Yup, me too. I've been letting the grass go long and spraying leaves in. There's that whole planning ahead where the head stones have to be though. Mowing everywhere but the graves give the graveyard feeling more depth for me.


----------



## Joiseygal (Sep 3, 2008)

You did a great job on your haunt. I can't wait to see what you have this year because your zombies are looking really cool. I love the area you have for the courtyard. The grave yard is really good also. Oh and I bought a pack of cough drops so I will mail it to you in the next few days or should I send another pack of cigarettes?


----------



## Rahnefan (May 1, 2009)

That lawnscaping is excellent attention to detail. Tombstones that just pop up out of the ground every October make a lot more sense when you do that. Really cool.


----------



## morbidmike (Sep 11, 2009)

great job Z I like the bucket drop and the lighting the plots are awsome I might have to add a few this year I've already given up on one of my props but we'll see what happens I might still bring it to life


----------



## MuskokaGirl (Mar 17, 2010)

I have had bad experiences with haunted houses..I know I would freak out


----------



## Zurgh (Dec 21, 2009)

fick209 said:


> ...the whole $12 thing still floors me and you were able to accomplish all that with recycled materials and your time.

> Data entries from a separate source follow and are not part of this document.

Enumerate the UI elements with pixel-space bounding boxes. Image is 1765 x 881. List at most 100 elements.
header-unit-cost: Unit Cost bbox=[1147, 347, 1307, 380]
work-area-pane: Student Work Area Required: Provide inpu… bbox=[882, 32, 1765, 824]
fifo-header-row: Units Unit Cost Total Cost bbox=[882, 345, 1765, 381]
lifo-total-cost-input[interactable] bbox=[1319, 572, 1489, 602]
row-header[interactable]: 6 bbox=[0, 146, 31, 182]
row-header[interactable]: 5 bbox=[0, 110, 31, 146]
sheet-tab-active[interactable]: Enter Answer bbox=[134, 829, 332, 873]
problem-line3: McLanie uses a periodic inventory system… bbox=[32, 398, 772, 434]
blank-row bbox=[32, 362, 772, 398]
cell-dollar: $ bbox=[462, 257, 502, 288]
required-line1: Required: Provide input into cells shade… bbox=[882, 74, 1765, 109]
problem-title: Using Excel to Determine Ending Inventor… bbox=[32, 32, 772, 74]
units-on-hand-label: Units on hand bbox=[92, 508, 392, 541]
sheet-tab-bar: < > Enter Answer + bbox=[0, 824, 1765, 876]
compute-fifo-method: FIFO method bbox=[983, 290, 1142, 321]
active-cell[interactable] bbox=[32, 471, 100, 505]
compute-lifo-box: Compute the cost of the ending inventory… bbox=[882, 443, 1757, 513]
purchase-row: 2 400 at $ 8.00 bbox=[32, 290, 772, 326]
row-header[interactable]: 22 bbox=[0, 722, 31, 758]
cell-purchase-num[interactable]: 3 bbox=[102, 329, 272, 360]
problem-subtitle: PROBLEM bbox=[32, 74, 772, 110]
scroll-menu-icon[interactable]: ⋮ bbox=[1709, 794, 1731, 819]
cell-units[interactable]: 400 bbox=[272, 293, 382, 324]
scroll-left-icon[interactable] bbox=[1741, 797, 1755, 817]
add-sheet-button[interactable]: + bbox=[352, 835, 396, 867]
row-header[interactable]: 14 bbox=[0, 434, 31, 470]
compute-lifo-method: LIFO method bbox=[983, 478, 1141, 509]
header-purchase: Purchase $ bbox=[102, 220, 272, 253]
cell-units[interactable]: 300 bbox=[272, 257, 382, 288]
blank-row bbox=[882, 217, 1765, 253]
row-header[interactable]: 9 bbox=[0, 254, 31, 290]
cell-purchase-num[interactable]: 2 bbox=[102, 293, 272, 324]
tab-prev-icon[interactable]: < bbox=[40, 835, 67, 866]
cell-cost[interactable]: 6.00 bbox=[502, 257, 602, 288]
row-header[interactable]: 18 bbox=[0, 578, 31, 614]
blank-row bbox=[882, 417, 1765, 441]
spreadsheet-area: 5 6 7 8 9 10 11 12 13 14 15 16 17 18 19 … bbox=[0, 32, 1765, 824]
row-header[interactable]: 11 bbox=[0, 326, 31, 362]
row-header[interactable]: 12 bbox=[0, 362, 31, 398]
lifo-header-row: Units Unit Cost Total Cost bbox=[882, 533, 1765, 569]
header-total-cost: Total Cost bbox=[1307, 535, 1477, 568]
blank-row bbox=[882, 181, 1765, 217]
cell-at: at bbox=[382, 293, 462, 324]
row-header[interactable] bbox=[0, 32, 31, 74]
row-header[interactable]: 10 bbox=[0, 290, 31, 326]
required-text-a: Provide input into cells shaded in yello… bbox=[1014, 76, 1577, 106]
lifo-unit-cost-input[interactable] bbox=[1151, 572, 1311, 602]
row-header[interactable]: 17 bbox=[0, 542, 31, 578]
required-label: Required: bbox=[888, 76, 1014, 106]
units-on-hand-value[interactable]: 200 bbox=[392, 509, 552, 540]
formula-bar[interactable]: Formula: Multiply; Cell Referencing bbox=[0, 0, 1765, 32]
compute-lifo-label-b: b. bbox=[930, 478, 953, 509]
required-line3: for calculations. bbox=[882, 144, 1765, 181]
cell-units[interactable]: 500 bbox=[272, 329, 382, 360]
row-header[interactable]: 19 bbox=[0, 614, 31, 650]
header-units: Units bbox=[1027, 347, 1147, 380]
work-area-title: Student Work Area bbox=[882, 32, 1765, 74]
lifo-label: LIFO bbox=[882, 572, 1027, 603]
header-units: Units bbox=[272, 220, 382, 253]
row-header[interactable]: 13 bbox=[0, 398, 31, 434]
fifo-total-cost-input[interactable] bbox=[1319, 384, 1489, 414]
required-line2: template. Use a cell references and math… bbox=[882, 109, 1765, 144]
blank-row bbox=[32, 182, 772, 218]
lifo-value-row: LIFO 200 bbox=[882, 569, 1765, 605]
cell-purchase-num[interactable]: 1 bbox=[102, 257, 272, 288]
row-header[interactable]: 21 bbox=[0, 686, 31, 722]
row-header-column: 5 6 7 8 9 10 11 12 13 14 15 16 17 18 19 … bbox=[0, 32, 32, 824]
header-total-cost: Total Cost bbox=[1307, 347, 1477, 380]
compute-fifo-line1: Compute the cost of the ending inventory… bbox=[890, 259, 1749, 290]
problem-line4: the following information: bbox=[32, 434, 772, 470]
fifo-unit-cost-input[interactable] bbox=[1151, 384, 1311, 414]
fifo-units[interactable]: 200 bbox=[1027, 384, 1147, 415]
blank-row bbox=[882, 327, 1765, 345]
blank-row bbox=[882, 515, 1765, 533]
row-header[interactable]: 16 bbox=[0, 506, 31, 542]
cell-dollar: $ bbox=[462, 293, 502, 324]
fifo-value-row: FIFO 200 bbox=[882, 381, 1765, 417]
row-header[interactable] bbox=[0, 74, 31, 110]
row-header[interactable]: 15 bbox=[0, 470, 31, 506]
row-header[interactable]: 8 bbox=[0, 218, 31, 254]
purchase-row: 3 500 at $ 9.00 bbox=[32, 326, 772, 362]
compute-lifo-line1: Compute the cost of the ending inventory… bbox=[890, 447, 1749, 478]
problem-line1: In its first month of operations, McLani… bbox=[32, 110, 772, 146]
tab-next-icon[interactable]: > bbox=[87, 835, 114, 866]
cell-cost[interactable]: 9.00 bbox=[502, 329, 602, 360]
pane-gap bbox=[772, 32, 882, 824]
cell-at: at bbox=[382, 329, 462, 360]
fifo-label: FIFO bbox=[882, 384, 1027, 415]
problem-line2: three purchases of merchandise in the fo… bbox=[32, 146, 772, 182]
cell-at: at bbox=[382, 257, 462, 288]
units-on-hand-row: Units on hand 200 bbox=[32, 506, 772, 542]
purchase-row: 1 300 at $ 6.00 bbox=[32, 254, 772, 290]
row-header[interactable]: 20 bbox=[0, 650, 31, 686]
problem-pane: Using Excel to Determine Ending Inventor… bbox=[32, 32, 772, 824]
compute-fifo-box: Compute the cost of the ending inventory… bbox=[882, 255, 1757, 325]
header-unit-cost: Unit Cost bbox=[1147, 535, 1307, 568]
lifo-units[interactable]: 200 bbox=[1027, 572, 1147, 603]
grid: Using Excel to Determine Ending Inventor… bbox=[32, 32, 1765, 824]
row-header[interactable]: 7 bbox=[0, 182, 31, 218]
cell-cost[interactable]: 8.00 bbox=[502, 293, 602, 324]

Yeah, I probably could have gotten away with 6$ for candy... But what is ones trash & my other project leftovers are my haunt materials... not to mention they throw out $$$$$ on commercial remodels...



Joiseygal said:


> ...Oh and I bought a pack of cough drops so I will mail it to you in the next few days or should I send another pack of cigarettes?


Yes, halls cough drops & any filter less (non-menthol) cigarettes or cigars, LOL! What, my new Zombies want em', & I'm lead singer of a Boy-Band, too, really!...:googly:



MuskokaGirl said:


> I have had bad experiences with haunted houses..I know I would freak out


I wish I could transfer & edit the VCR tape I had of the night to PC (perhaps, I should start to figure that out next...)... A parent said "OMG, I almost peed myself" when the lights went out/bucket dropped! ROTFL!!! I won't mention that I stepped out from around the corner in medieval armor brandishing a 'chainsaw', after they got candy from the "front door"... oops, I did! I didn't like it personally. I like being mistaken for a dummy, and then moving in on my guests :smilevil: ...


----------